Il faut remonter au 6 mars dernier pour retrouver des prix équivalents. Deux facteurs principaux sont à l’origine de la flambée des prix du pétrole ces dernières semaines, selon des spécialistes qui citent l’évolution positive des vaccins et la perspective d’une prolongation des coupes actuelles de la part de l’Opep+, qui semblent déjà prises en compte par les marchés.
«Avoir fait passer le prix du Brent au-dessus de 46 dollars le baril est un signe de confiance sans précédent depuis que le Covid-19 a commencé à décomposer le moral du marché au cours de la première partie de l’année», a résumé Louise Dickson de Rystad Energy. «Les nouvelles concernant les vaccins ont été très favorables aux prix du pétrole et l’annonce d’AstraZeneca/Oxford a permis aux prix de franchir leurs précédents sommets de la fin de l’été», a constaté Craig.
La hausse des cours du pétrole s’explique par la série d’annonces par différents laboratoires pharmaceutiques que les essais cliniques du vaccin contre le coronavirus ont porté des résultats très encourageants, avec des taux d’efficacité de plus de 90 %. Ainsi, les laboratoires AstraZeneca, Pfizer/BioNTech et Moderna, ont fait part ces derniers jours d’une bonne efficacité de leurs futurs vaccins contre le Covid-19, une véritable planche de salut pour la demande d’or noir. Les membres de l’Organisation des pays exportateurs de pétrole (Opep) et leurs alliés de l’Opep+ se retrouveront en début de semaine prochaine pour statuer sur l’accord de réduction de la production qui les lie. Selon celui-ci, le retrait actuel du marché de 7,7 millions de barils par jour doit être ramené à 5,8 millions à compter de janvier 2021. Beaucoup d’observateurs de marché tablent sur un report de trois à six mois.
«La lutte contre le coronavirus s’intensifie et se révèle de plus en plus réussie de semaine en semaine», estime, dans ce contexte, le courtier de pétrole londonien PVM, expliquant que les acteurs du marché s’empressent d’acheter du pétrole maintenant tant que les prix sont plus bas, entraînant une hausse de la demande et ainsi une hausse logique des cours.

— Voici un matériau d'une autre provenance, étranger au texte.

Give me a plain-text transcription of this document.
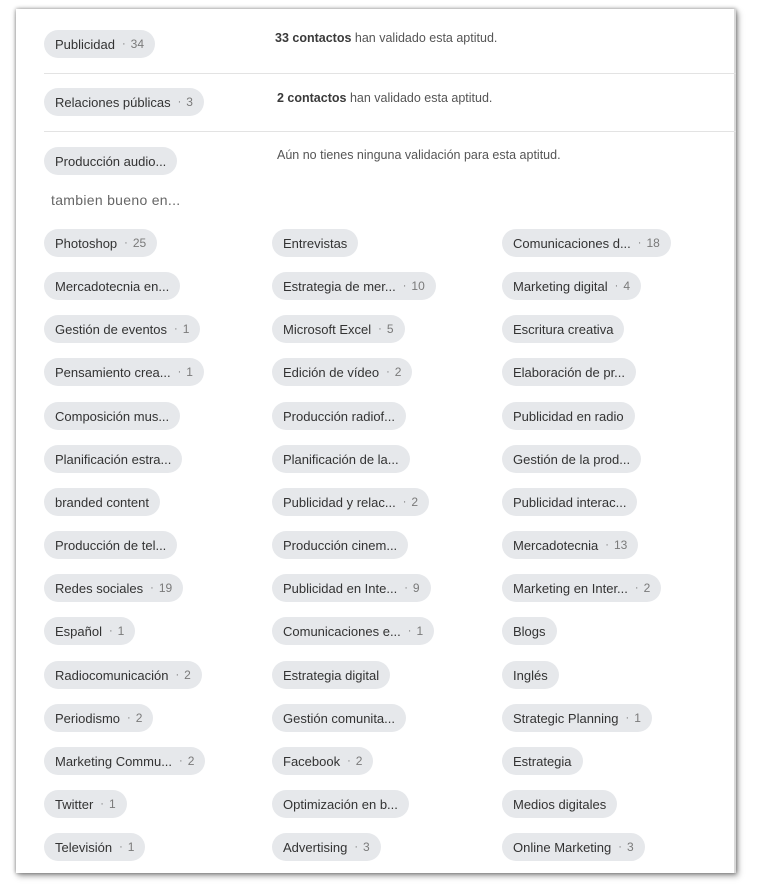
Publicidad · 34	33 contactos han validado esta aptitud.
Relaciones públicas · 3	2 contactos han validado esta aptitud.
Producción audio...	Aún no tienes ninguna validación para esta aptitud.
tambien bueno en...
Photoshop · 25	Entrevistas	Comunicaciones d... · 18
Mercadotecnia en...	Estrategia de mer... · 10	Marketing digital · 4
Gestión de eventos · 1	Microsoft Excel · 5	Escritura creativa
Pensamiento crea... · 1	Edición de vídeo · 2	Elaboración de pr...
Composición mus...	Producción radiof...	Publicidad en radio
Planificación estra...	Planificación de la...	Gestión de la prod...
branded content	Publicidad y relac... · 2	Publicidad interac...
Producción de tel...	Producción cinem...	Mercadotecnia · 13
Redes sociales · 19	Publicidad en Inte... · 9	Marketing en Inter... · 2
Español · 1	Comunicaciones e... · 1	Blogs
Radiocomunicación · 2	Estrategia digital	Inglés
Periodismo · 2	Gestión comunita...	Strategic Planning · 1
Marketing Commu... · 2	Facebook · 2	Estrategia
Twitter · 1	Optimización en b...	Medios digitales
Televisión · 1	Advertising · 3	Online Marketing · 3
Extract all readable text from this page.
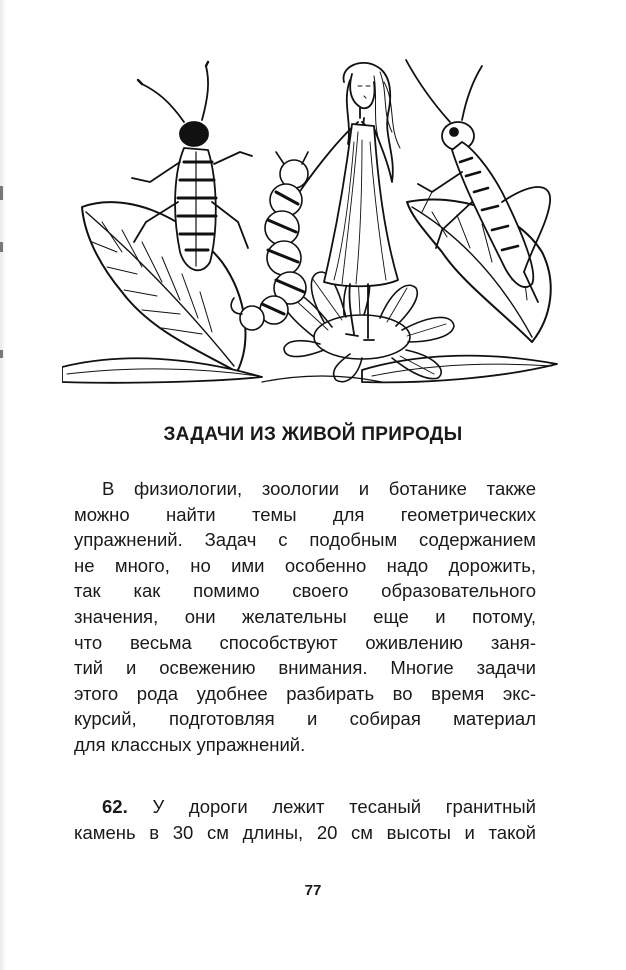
ЗАДАЧИ ИЗ ЖИВОЙ ПРИРОДЫ
В физиологии, зоологии и ботанике также
можно найти темы для геометрических
упражнений. Задач с подобным содержанием
не много, но ими особенно надо дорожить,
так как помимо своего образовательного
значения, они желательны еще и потому,
что весьма способствуют оживлению заня-
тий и освежению внимания. Многие задачи
этого рода удобнее разбирать во время экс-
курсий, подготовляя и собирая материал
для классных упражнений.
62. У дороги лежит тесаный гранитный
камень в 30 см длины, 20 см высоты и такой
77
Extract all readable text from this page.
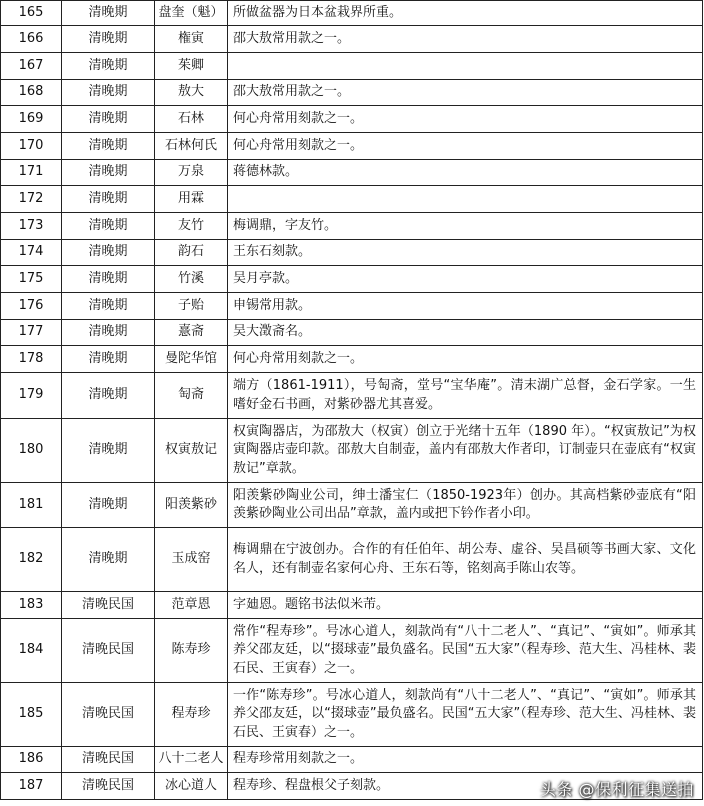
165	清晚期	盘奎（魁）	所做盆器为日本盆栽界所重。
166	清晚期	権寅	邵大敖常用款之一。
167	清晚期	茱卿	
168	清晚期	敖大	邵大敖常用款之一。
169	清晚期	石林	何心舟常用刻款之一。
170	清晚期	石林何氏	何心舟常用刻款之一。
171	清晚期	万泉	蒋德林款。
172	清晚期	用霖	
173	清晚期	友竹	梅调鼎，字友竹。
174	清晚期	韵石	王东石刻款。
175	清晚期	竹溪	吴月亭款。
176	清晚期	子贻	申锡常用款。
177	清晚期	憙斋	吴大澂斋名。
178	清晚期	曼陀华馆	何心舟常用刻款之一。
179	清晚期	匋斋	端方（1861-1911），号匋斋，堂号“宝华庵”。清末湖广总督，金石学家。一生嗜好金石书画，对紫砂器尤其喜爱。
180	清晚期	权寅敖记	权寅陶器店，为邵敖大（权寅）创立于光绪十五年（1890 年）。“权寅敖记”为权寅陶器店壶印款。邵敖大自制壶，盖内有邵敖大作者印，订制壶只在壶底有“权寅敖记”章款。
181	清晚期	阳羡紫砂	阳羡紫砂陶业公司，绅士潘宝仁（1850-1923年）创办。其高档紫砂壶底有“阳羡紫砂陶业公司出品”章款，盖内或把下钤作者小印。
182	清晚期	玉成窑	梅调鼎在宁波创办。合作的有任伯年、胡公寿、虚谷、吴昌硕等书画大家、文化名人，还有制壶名家何心舟、王东石等，铭刻高手陈山农等。
183	清晚民国	范章恩	字廸恩。题铭书法似米芾。
184	清晚民国	陈寿珍	常作“程寿珍”。号冰心道人，刻款尚有“八十二老人”、“真记”、“寅如”。师承其养父邵友廷，以“掇球壶”最负盛名。民国“五大家”（程寿珍、范大生、冯桂林、裴石民、王寅春）之一。
185	清晚民国	程寿珍	一作“陈寿珍”。号冰心道人，刻款尚有“八十二老人”、“真记”、“寅如”。师承其养父邵友廷，以“掇球壶”最负盛名。民国“五大家”（程寿珍、范大生、冯桂林、裴石民、王寅春）之一。
186	清晚民国	八十二老人	程寿珍常用刻款之一。
187	清晚民国	冰心道人	程寿珍、程盘根父子刻款。	头条 @保利征集送拍
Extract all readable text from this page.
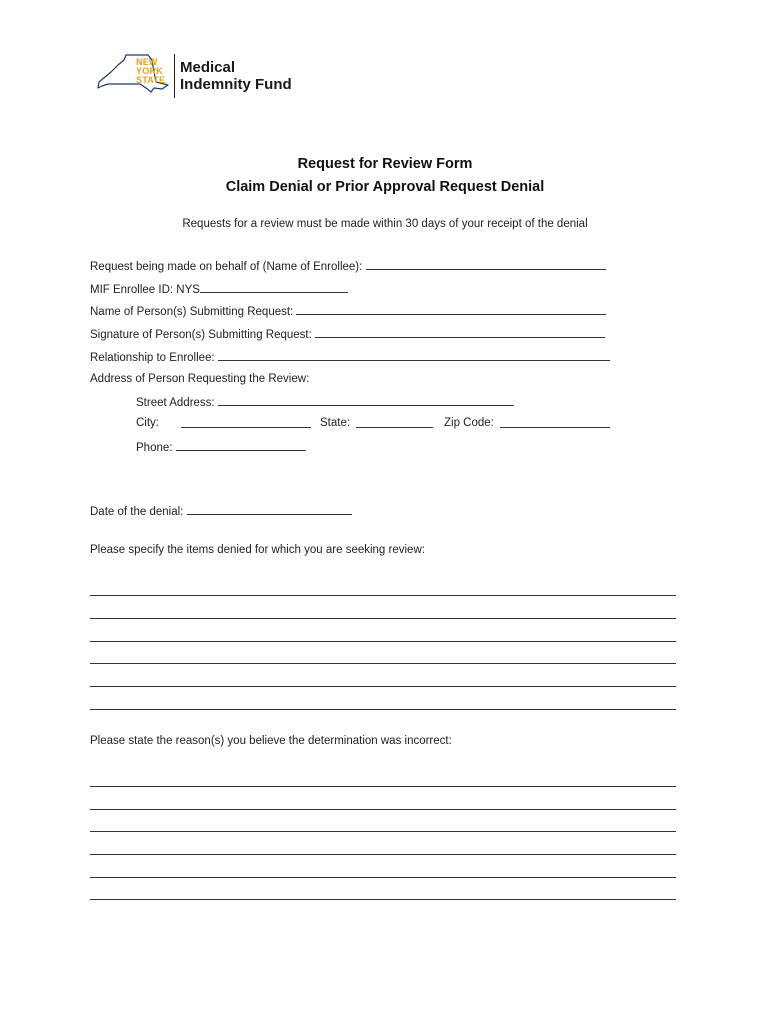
NEW
YORK
STATE
Medical
Indemnity Fund
Request for Review Form
Claim Denial or Prior Approval Request Denial
Requests for a review must be made within 30 days of your receipt of the denial
Request being made on behalf of (Name of Enrollee):
MIF Enrollee ID: NYS
Name of Person(s) Submitting Request:
Signature of Person(s) Submitting Request:
Relationship to Enrollee:
Address of Person Requesting the Review:
Street Address:
City:	State:	Zip Code:
Phone:
Date of the denial:
Please specify the items denied for which you are seeking review:
Please state the reason(s) you believe the determination was incorrect:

Aussi, les prix du pétrole sont également portés par la perspective que l’Organisation des pays exportateurs de pétrole (Opep) et ses alliés, dont la Russie, prolongeront leur accord de réduction de leur production lors de la réunion, la semaine prochaine, visant à compenser la faiblesse de la demande durant l’hiver. «Nous continuons de considérer qu’une action coordonnée pour réduire la production comme étant l’action optimale à court terme, étant donné la surabondance des stocks encore élevés et la vague actuelle de contaminations surprenante par son ampleur et son intensité», estime dans ce cadre la banque américaine Goldman Sachs.
Selon plusieurs analystes, le feu vert de Donald Trump à la transition politique avec l’équipe du président élu Joe Biden contribuait également à la hausse des cours du brut.
A noter que le Conseil de la commission économique de l’Opep s’est réuni hier et aujourd’hui, tandis que les experts techniques de l’Opep et des non-membres de l’Organisation se rencontreront demain.